Der Ausblick: Eine weiterentwickelte integrierte Rolle

Die Daten zeigen, dass sich gedruckte Kataloge im Jahr 2025 angesichts der sich ändernden Verbrauchereinstellungen, des Kaufverhaltens und des Umweltbewusstseins weiterentwickeln werden. Obwohl ihre Dominanz seit dem Höhepunkt der Allgegenwärtigkeit in den 1990er Jahren nachgelassen hat, bleiben ihre Stärken für spezielle Zielgruppen und Anwendungsfälle erhalten. Kritisch anzumerken ist, dass ihre nostalgische Anziehungskraft nicht nur auf eitler Sentimentalität oder Technophobie beruht. Vielmehr bieten gedruckte Kataloge nach wie vor eine unverwechselbare sensorische Ansprache, die digitale Medien in der Masse nur schwer erreichen können.

Darüber hinaus ist die analoge Lebensweise kein völliger Widerstand gegen den zunehmend normalisierten digitalen Lebensstil. Untersuchungen zeigen vielmehr, dass Kunden ganzheitliche Erlebnisse wünschen, die physische und digitale, Online- und Offline-, High-Tech- und High-Touch-Erlebnisse miteinander verbinden. Dies erklärt, warum innovative Einzelhändler aktiv Kataloge mit digitalen Tools verknüpfen, z. B. durch QR-Codes, Augmented-Reality-Erweiterungen und koordinierte Pflegekampagnen, die Medien miteinander verbinden, die einst als unvereinbar getrennt galten.

In einem Omnichannel-Kontext spielen daher strategisch eingesetzte gedruckte Kataloge eine zunehmend spezialisierte, aber dennoch wichtige Rolle für sie. Auch wenn digitale Werbung und E-Commerce weiterhin das transaktionale Performance-Marketing dominieren werden, dienen gedruckte Kataloge in einzigartiger Weise den Phasen der Aufmerksamkeit und der Überlegung, in denen sich emotionales Branding als entscheidend erweist, um Interesse in Loyalität umzuwandeln. Sie sind keine überflüssigen Relikte, sondern bleiben unschätzbare markenbildende Touchpoints, wenn sie sorgfältig an aufnahmebereite Demografien verteilt werden.

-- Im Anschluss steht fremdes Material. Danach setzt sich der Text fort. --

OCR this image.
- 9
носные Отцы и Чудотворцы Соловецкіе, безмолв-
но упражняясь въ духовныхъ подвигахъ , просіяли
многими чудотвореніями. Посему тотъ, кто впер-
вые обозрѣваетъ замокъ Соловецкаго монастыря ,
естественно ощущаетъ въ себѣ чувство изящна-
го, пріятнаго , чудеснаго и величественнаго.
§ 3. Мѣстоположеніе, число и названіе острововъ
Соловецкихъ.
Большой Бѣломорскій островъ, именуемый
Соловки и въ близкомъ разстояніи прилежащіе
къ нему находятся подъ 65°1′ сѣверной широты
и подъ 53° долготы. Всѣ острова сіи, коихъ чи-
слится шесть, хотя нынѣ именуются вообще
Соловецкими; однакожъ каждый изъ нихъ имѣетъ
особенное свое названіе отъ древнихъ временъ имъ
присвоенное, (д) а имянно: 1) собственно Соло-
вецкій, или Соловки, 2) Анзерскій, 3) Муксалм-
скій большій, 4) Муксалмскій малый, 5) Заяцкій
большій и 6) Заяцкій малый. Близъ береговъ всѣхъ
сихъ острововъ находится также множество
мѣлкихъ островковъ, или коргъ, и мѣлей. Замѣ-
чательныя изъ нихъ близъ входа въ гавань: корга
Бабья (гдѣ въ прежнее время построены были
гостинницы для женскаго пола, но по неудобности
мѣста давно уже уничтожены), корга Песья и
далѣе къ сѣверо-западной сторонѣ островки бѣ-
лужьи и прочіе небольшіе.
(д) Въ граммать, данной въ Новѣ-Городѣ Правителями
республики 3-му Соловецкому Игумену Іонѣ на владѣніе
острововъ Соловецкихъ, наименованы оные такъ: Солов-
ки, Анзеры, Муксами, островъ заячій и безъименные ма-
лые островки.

Die Marken, die genau wissen, wie und wann sie Print und Digital einsetzen, werden die Shopper Journey in Zukunft am effektivsten gestalten. Auf diese Weise werden sie die Stärken beider historischer und zukunftsorientierter Kanäle für die kommenden Jahre nutzen.

Vielen Dank, dass Sie unseren Artikel gelesen haben. Unter Gobookprintingsetzen wir Ihre kreative Vision in fachmännisch gedruckte Realität um. Ganz gleich, ob Sie Bücher, Marketingmaterialien oder individuelle Fotoalben benötigen, unser Team ist bereit, Ihr Projekt zum Leben zu erwecken.